PROBLEM 3: Seasonal, transient staff

Potential employees can often think of jobs within the attractions industry as transient and only lasting during peak guest periods, like school holidays. This can deter these individuals from seeking employment at a venue like yours.

SOLUTION 3: Give employees long-term contracts

A long term-contract doesn’t mean that you have to provide work for the employee all year round. But you can make it clear in the contract that you seek to employ the employee for an extended period.

For example, for two years, and in that time, you commit to providing the employee with, say, 1-2 shifts per week during off-peak times and five shifts during busy periods.

Offering a contract like this instead of a casual contract with uncertain hours is advantageous both for the employee and yourself as you don’t have to advertise the position again in a few months, and the employee feels more secure in their role with you.

PROBLEM 4: Demand for increased workplace flexibility with the emergence of ‘choose your own hours’ companies

A recent Deloitte study found that up to 94% of employees surveyed across industries said they would want or believe they would benefit from increased flexibility at work.

And with a more diverse range of flexible positions available than ever, it makes sense that people will look around. But not being a ‘choose your own hours’ company, like Uber Eats, does not mean your venue is less attractive to potential employees. It just means you have to show why working with you is better.
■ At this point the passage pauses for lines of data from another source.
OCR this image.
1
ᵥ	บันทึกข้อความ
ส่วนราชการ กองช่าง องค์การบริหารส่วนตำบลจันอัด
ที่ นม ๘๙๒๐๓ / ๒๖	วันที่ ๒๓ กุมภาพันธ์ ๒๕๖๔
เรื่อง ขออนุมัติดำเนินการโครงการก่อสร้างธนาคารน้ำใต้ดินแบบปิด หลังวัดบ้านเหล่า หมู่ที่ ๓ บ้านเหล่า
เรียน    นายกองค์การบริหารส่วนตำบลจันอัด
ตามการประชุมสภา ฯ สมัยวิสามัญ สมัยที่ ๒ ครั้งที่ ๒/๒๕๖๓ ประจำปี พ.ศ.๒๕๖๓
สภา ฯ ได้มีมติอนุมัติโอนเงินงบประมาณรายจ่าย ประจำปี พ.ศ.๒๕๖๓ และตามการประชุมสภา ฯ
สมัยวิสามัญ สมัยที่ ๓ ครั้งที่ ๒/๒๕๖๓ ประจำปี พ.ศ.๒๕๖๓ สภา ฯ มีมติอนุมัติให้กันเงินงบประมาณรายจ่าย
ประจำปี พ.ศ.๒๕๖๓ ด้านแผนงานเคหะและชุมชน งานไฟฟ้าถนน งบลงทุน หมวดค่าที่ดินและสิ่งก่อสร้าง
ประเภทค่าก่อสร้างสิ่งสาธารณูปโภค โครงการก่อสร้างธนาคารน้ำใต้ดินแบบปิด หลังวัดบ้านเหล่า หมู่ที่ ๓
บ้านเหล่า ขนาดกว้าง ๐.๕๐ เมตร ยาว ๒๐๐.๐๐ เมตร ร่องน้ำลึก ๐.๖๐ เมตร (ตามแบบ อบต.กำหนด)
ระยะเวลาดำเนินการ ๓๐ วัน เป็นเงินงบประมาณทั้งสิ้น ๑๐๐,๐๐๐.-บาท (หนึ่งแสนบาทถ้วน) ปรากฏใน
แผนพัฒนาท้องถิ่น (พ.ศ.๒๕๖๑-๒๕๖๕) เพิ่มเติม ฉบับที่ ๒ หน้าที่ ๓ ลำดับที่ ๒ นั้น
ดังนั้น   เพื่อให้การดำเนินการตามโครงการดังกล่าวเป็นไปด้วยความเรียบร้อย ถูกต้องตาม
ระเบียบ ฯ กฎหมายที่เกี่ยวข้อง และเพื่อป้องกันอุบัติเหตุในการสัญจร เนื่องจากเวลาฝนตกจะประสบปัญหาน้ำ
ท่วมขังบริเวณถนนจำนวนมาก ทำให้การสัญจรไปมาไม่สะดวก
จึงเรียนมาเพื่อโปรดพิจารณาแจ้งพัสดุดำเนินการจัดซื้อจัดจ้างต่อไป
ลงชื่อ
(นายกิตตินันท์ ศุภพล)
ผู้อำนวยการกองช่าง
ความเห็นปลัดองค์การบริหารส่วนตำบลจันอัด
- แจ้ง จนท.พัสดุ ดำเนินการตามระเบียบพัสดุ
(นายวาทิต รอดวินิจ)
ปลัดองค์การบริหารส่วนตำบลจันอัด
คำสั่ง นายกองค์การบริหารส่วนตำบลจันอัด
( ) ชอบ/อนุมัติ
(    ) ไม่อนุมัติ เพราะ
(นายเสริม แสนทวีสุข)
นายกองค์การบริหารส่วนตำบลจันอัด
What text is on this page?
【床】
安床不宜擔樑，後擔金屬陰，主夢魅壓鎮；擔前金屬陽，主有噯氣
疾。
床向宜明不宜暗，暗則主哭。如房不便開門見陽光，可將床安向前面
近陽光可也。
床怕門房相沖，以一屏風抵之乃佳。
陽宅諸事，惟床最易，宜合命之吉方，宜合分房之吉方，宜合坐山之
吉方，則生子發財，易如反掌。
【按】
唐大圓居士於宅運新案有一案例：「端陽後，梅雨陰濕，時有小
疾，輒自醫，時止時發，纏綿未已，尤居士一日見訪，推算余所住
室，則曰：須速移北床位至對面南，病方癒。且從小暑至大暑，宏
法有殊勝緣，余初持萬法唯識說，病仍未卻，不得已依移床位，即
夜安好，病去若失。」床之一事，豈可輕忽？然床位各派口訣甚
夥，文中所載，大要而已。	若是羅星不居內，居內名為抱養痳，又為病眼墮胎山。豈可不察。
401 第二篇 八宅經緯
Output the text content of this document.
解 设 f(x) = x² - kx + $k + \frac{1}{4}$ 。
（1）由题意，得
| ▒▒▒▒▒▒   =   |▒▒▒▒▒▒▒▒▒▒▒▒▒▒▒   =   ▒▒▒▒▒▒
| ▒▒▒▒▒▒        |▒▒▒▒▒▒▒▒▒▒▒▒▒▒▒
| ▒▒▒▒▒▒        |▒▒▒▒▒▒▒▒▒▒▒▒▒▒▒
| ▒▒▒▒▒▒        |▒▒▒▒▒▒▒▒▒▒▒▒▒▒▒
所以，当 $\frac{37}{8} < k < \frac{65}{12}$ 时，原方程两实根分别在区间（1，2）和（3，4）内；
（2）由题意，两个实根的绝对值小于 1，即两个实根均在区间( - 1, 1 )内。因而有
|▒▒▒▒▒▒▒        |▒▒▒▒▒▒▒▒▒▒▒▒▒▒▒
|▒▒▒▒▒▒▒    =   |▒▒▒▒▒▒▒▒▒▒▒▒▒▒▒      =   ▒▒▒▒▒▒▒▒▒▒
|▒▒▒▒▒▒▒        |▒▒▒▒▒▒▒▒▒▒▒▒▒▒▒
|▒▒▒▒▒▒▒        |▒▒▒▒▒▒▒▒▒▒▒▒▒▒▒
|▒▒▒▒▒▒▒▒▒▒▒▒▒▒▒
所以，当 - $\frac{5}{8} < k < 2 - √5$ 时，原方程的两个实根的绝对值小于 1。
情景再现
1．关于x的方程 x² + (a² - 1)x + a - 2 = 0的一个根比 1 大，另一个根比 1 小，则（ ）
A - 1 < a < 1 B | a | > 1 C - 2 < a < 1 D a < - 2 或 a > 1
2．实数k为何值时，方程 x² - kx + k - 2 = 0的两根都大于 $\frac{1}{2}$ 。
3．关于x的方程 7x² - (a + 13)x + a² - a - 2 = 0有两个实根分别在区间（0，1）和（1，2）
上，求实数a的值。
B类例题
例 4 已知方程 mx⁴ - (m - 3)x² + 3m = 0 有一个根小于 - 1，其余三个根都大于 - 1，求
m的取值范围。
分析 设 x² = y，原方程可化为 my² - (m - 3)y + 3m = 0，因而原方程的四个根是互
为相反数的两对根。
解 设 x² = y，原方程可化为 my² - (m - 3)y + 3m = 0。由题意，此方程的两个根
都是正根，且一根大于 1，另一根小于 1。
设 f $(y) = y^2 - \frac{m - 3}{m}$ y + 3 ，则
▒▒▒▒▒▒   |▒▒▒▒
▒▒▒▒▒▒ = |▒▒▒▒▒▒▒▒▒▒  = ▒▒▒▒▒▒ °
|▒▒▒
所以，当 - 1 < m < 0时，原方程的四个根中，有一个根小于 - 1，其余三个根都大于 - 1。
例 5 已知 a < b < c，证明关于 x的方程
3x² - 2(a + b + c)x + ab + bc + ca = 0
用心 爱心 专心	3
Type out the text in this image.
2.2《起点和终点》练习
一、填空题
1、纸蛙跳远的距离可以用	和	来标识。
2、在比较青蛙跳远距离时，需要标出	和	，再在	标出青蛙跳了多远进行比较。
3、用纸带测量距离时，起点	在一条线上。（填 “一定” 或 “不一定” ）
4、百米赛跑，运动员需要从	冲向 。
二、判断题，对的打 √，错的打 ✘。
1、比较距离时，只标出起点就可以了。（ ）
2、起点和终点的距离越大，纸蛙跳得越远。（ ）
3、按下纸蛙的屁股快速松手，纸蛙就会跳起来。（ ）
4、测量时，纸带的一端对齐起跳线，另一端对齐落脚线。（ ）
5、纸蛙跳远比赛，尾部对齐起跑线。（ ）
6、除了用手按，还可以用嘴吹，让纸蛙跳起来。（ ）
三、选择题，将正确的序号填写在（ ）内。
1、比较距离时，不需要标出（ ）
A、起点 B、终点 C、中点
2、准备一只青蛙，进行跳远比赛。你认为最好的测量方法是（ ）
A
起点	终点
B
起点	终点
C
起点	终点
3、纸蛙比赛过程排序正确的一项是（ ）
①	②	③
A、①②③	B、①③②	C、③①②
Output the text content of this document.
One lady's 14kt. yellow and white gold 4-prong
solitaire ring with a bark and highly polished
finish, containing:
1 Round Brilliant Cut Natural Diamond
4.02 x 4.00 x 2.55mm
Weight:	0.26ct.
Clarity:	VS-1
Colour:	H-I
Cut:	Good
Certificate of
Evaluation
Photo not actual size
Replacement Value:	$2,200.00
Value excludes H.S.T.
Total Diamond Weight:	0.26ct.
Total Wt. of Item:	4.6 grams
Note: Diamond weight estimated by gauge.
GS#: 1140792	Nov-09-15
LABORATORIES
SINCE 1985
SOLUTION 4: Show why working for you is better

So how do you do this? For one, your venue is a physical workplace. Many people enjoy having a physical place to go to work rather than having no work/life separation. Use this to your advantage.

In your job advertisements, promote how amazing your team is and how fun your team-building exercises and events are. Include a photo of this in the ad too.

What do all of these strategies help you achieve?

By implementing the above strategies, you will save money, reduce your staff requirements and provide the staff you have more time to engage in high-value guest interactions.